Figure 1. Keysight RaySim RF propagation digital twin in PROPSIM emulation workflow
At Mobile World Congress 2025, we unveiled RaySim, our cutting-edge raytracing solution for highly detailed and accurate channel generation, marking a key milestone in the evolution of our next-generation digital twin platform. RaySim is a state-of-the-art RF raytracing tool designed to rapidly and accurately create site-specific RF propagation scenarios and channel models. It supports link-level, system-level, and network-level RF scenario simulations for both Keysight and customer digital twins, enabling real-time emulation for hardware-in-the-loop (HiL) testing through our PROPSIM channel emulator, as illustrated in Figure 1.
RaySim facilitates the seamless virtualization of drive test routes with high RF fidelity, enabling realistic and continuous integration testing of new software releases and network configurations. The solution supports MIMO and Massive MIMO radios, multiple UEs, and antenna beam pattern embedding, with wireless system parameters easily adjustable to evaluate various scenarios quickly in the lab.
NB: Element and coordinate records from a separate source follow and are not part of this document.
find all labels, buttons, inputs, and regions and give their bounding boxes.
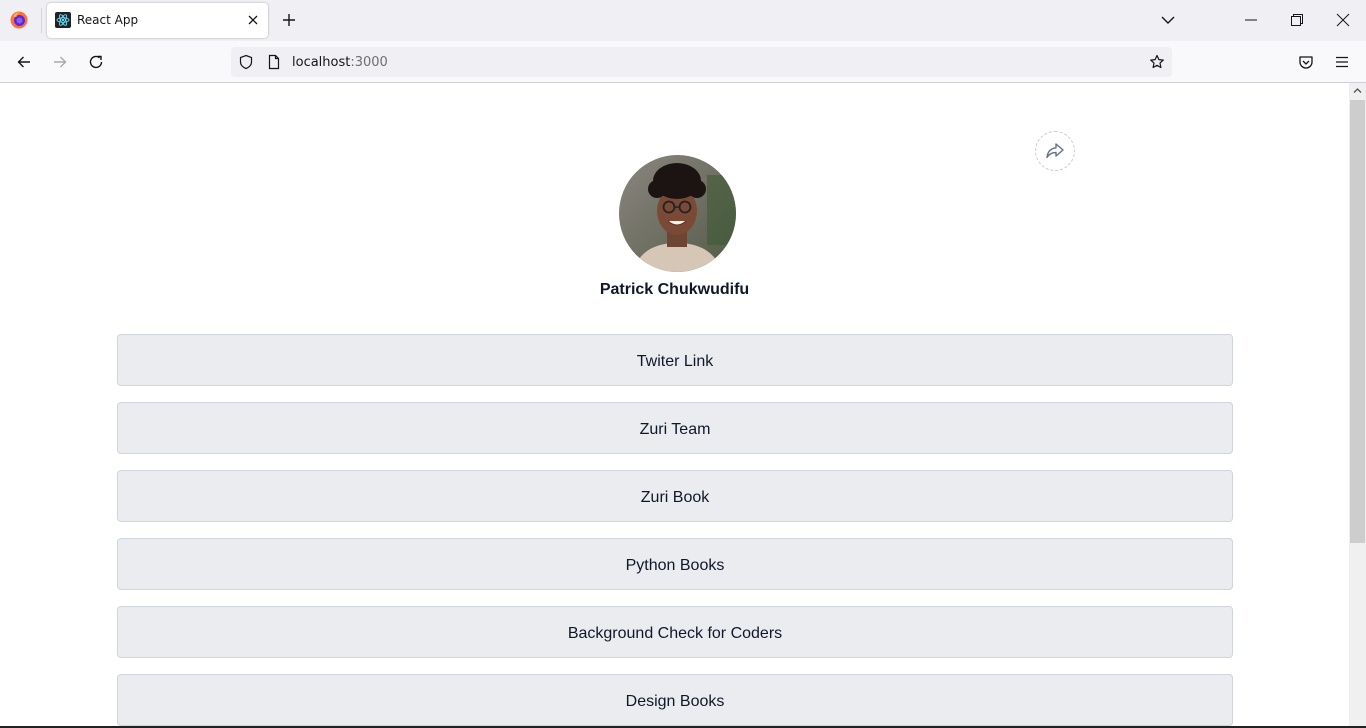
link-button-zuri-book[interactable]: Zuri Book: [117, 470, 1233, 522]
forward-arrow-icon[interactable]: [52, 54, 68, 70]
link-list: Twiter Link Zuri Team Zuri Book Python B…: [117, 334, 1233, 728]
profile-avatar[interactable]: [619, 155, 736, 272]
link-button-zuri-team[interactable]: Zuri Team: [117, 402, 1233, 454]
bookmark-star-icon[interactable]: [1149, 54, 1165, 70]
tab-react-app[interactable]: React App: [47, 3, 268, 38]
pocket-icon[interactable]: [1298, 54, 1314, 70]
new-tab-icon[interactable]: [281, 12, 297, 28]
link-button-twitter[interactable]: Twiter Link: [117, 334, 1233, 386]
scroll-up-arrow-icon[interactable]: [1353, 86, 1362, 95]
tab-strip: React App: [0, 0, 1366, 41]
page-content: Patrick Chukwudifu Twiter Link Zuri Team…: [0, 83, 1366, 728]
vertical-scrollbar[interactable]: [1349, 83, 1366, 728]
url-host: localhost: [292, 55, 351, 70]
restore-icon[interactable]: [1289, 12, 1305, 28]
list-all-tabs-icon[interactable]: [1160, 12, 1176, 28]
firefox-logo-icon[interactable]: [10, 11, 28, 29]
app-menu-hamburger-icon[interactable]: [1334, 54, 1350, 70]
minimize-icon[interactable]: [1243, 12, 1259, 28]
url-port: :3000: [350, 55, 388, 70]
link-button-python-books[interactable]: Python Books: [117, 538, 1233, 590]
reload-icon[interactable]: [88, 54, 104, 70]
tab-title: React App: [77, 13, 139, 27]
address-bar[interactable]: localhost:3000: [231, 47, 1172, 77]
profile-photo-image: [619, 155, 736, 272]
navigation-bar: localhost:3000: [0, 41, 1366, 83]
close-window-icon[interactable]: [1335, 12, 1351, 28]
url-text: localhost:3000: [292, 55, 388, 70]
react-favicon-icon: [55, 12, 71, 28]
page-info-icon[interactable]: [266, 54, 282, 70]
profile-name: Patrick Chukwudifu: [599, 281, 750, 298]
share-arrow-icon: [1046, 143, 1064, 159]
scrollbar-thumb[interactable]: [1350, 100, 1365, 543]
tracking-protection-shield-icon[interactable]: [238, 54, 254, 70]
link-button-background-check[interactable]: Background Check for Coders: [117, 606, 1233, 658]
back-arrow-icon[interactable]: [16, 54, 32, 70]
close-tab-icon[interactable]: [246, 13, 260, 27]
link-button-design-books[interactable]: Design Books: [117, 674, 1233, 726]
share-button[interactable]: [1035, 131, 1075, 171]
tab-separator: [41, 8, 42, 33]
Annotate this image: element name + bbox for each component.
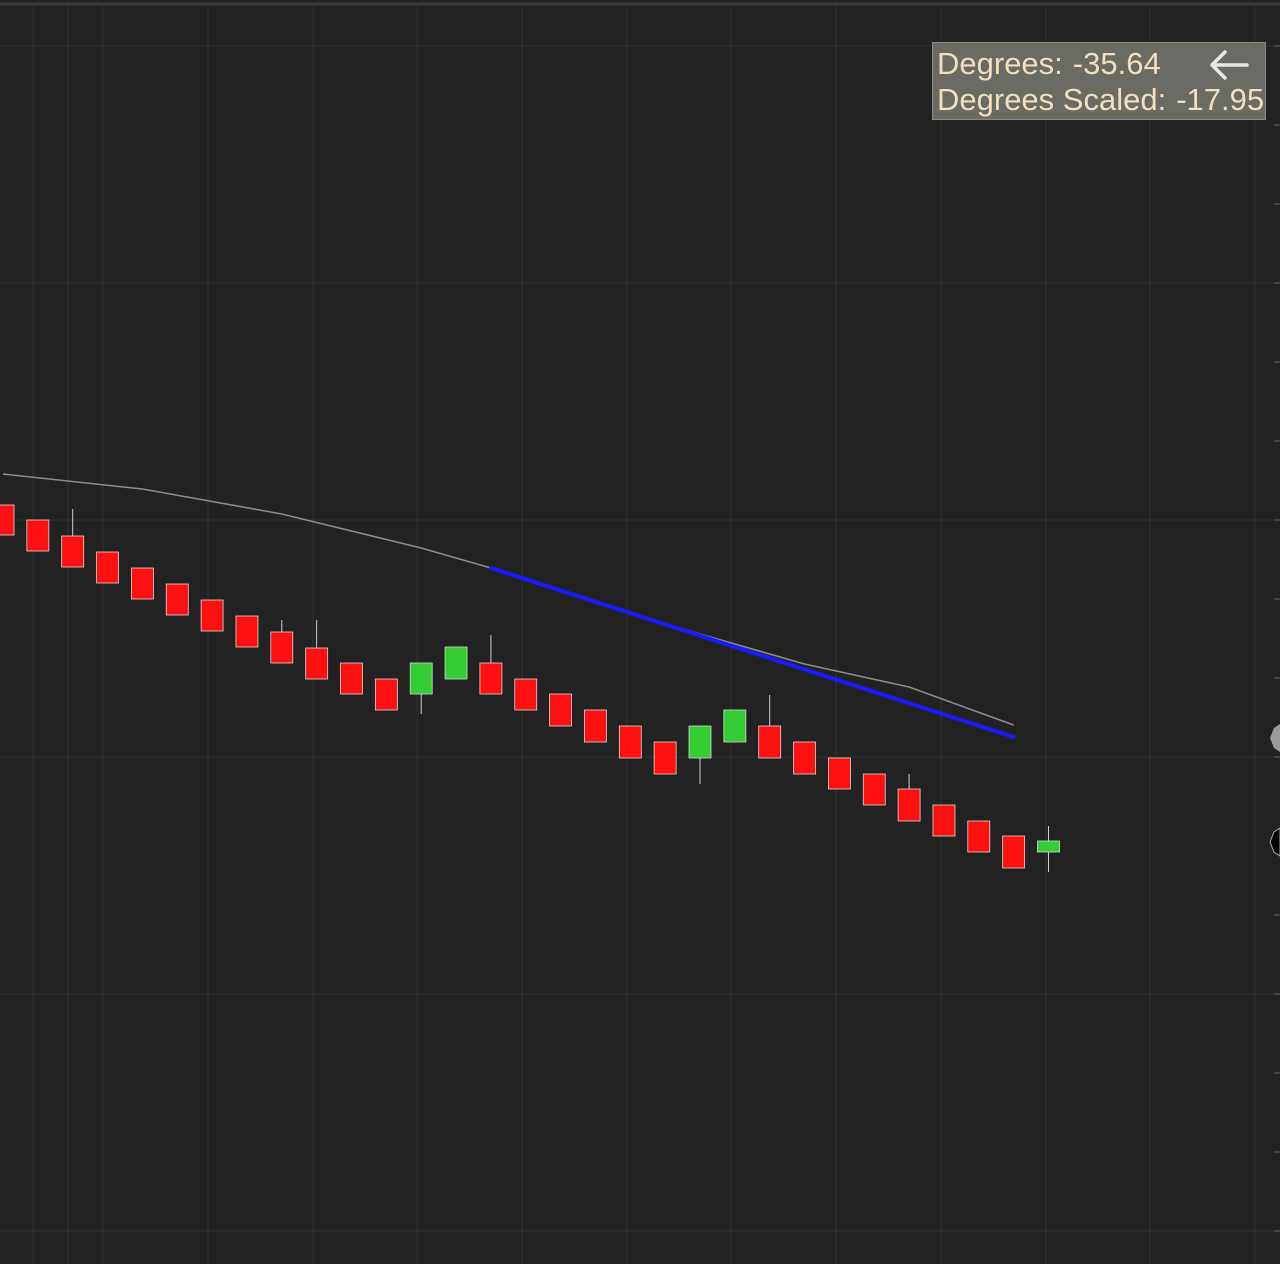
candlestick-chart[interactable] [0,0,1280,1264]
candle-down [828,757,851,790]
candles-layer [0,504,1060,872]
candle-down [932,804,956,837]
candle-down [96,551,119,584]
degrees-label: Degrees: [937,46,1063,81]
candle-down [618,725,642,759]
candle-down [1002,835,1026,869]
candle-down [165,583,189,616]
candle-down [61,535,85,568]
candle-down [653,741,677,775]
candle-down [584,709,607,743]
degrees-readout: Degrees: -35.64 Degrees Scaled: -17.95 [932,42,1266,120]
candle-up [444,646,468,680]
candle-down [514,678,538,711]
candle-down [200,599,224,632]
degrees-scaled-label: Degrees Scaled: [937,82,1167,117]
candle-up [409,662,433,695]
candle-down [26,519,50,552]
candle-down [758,725,782,759]
chart-area[interactable]: Degrees: -35.64 Degrees Scaled: -17.95 [0,0,1280,1264]
candle-down [549,693,572,727]
candle-down [374,678,398,711]
candle-down [340,662,363,695]
candle-down [235,615,259,648]
price-markers [1269,724,1280,857]
trend-price-marker [1270,724,1280,752]
candle-up [723,709,747,743]
candle-down [862,773,886,806]
grid [0,2,1280,1264]
candle-down [967,820,991,853]
candle-down [897,788,921,822]
degrees-value: -35.64 [1072,46,1161,81]
candle-down [270,631,294,664]
candle-up [688,725,712,759]
candle-down [305,647,329,680]
candle-down [0,504,15,536]
arrow-left-icon[interactable] [1207,47,1251,91]
candle-down [130,567,154,600]
last-price-marker [1269,827,1280,857]
candle-up [1037,840,1060,853]
candle-down [793,741,816,775]
candle-down [479,662,503,695]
An ideal tool for generating site-specific datasets, RaySim will accelerate AI / ML model training and benchmarking for AI-RAN and AI-Device use cases. RaySim leverages the NVIDIA Aerial Omniverse Digital Twin platform to enable modeling of wireless deployment scenarios in complex 3D environments with high fidelity. Using the computational power of NVIDIA accelerated infrastructure, RaySim accelerates complex RF raytracing, delivering highly accurate, site-specific channel models tailored for 6G R&D.
Figure 2. Helsinki city center urban microcellular (UMi) field measurement scenario with two cells implemented in Keysight RaySim
At NVIDIA GTC 2025, Keysight is showcasing a network digital twin proof-of-concept (PoC) powered by a high-fidelity RaySim-generated channel model, depicted in Figure 3, which is integrated with a 5G protocol stack and capable of running real application traffic. This event also includes an industry panel session titled, “Driving 6G Development With Advanced Simulation Tools.”
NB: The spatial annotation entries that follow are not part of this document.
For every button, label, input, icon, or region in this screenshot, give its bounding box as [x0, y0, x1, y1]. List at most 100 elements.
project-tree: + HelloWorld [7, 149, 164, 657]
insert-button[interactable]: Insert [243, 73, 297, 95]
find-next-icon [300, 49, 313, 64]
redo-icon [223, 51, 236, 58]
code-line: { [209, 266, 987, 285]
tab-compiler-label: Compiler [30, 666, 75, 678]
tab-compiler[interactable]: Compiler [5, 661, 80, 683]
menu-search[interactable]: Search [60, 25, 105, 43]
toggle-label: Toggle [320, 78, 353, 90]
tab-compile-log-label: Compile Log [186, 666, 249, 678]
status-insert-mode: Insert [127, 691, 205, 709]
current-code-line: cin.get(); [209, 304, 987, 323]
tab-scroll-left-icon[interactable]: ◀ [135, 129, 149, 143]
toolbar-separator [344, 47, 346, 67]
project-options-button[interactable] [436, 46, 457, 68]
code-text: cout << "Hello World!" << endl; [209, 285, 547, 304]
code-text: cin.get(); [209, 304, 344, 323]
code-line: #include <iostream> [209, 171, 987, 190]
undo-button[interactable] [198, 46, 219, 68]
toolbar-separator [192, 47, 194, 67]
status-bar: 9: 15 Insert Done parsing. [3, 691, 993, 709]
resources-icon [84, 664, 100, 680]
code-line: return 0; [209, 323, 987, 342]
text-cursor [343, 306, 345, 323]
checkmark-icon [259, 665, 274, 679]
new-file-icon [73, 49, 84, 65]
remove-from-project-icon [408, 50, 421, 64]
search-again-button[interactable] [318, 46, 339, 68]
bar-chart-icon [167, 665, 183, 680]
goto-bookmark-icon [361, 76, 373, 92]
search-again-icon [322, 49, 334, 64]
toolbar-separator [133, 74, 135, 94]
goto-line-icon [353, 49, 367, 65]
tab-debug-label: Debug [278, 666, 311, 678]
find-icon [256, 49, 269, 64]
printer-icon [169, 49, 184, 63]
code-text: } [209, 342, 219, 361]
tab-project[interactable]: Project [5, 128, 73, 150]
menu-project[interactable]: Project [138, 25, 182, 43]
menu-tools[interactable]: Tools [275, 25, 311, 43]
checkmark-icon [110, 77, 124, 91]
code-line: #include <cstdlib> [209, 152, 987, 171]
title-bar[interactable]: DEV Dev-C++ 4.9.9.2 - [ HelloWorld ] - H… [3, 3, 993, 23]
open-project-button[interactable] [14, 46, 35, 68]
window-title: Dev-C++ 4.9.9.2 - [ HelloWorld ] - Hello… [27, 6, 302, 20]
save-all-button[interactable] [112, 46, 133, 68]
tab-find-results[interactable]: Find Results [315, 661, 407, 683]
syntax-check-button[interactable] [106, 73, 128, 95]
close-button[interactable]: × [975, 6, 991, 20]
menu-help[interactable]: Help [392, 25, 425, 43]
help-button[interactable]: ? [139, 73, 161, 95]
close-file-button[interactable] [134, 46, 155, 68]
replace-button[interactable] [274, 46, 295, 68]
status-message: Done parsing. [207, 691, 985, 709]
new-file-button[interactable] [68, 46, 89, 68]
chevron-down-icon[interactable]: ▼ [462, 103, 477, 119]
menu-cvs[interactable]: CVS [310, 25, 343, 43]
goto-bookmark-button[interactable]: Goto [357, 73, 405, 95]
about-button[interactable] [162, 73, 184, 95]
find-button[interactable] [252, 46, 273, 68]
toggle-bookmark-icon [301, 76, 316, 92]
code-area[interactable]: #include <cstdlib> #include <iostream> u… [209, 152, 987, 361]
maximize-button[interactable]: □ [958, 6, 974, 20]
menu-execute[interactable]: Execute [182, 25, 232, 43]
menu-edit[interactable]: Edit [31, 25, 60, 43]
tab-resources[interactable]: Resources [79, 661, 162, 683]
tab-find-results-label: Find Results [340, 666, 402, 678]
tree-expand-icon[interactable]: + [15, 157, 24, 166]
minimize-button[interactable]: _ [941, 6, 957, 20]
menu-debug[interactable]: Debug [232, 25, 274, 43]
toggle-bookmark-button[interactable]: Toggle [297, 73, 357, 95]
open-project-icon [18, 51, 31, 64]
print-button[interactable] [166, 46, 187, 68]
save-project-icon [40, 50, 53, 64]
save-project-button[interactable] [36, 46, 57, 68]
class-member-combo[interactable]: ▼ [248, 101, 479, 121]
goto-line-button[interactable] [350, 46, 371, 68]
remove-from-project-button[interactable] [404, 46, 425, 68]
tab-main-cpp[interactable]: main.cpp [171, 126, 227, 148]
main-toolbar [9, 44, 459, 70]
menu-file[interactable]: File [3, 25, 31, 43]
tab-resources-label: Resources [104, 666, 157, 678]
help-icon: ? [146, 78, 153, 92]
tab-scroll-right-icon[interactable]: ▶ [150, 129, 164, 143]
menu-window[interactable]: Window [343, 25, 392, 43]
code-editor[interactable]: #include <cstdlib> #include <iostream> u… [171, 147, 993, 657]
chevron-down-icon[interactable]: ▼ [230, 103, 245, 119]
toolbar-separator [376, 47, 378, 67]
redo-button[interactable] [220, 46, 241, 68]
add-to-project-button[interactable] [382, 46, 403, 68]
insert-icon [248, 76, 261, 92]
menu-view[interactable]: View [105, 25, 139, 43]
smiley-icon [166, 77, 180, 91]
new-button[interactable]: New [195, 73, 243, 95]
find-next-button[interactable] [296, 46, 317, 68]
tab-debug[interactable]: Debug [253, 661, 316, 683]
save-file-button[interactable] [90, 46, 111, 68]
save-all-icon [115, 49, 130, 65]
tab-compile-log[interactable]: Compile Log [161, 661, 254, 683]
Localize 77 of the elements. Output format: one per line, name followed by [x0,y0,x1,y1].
Figure 3. Video Streaming over Keysight Network Digital Twin
The fidelity of the digital twin is a critical factor in determining its effectiveness as a simulation and testing tool. To validate the accuracy of the digital twin, we conducted several RF field drive tests comparing predicted data from the digital twin with real-world data from live networks, as shown in Figure 4. The results demonstrated a high level of correlation, reinforcing the model’s precision and reliability.
Figure 4. RSRP comparison between field measurements and Keysight RaySim predictions
Keysight announced a collaboration with NVIDIA in March 2024 to leverage the NVIDIA Aerial AI platform to accelerate radio access network (RAN) design workflows. Since then, the partnership has evolved and strengthened, driven by increasing industry momentum for AI-native wireless solutions. This collaboration combines Keysight’s expertise in physical modeling, simulation, and emulation with NVIDIA’s strengths in accelerated computing, setting the foundation for next-generation wireless network innovation.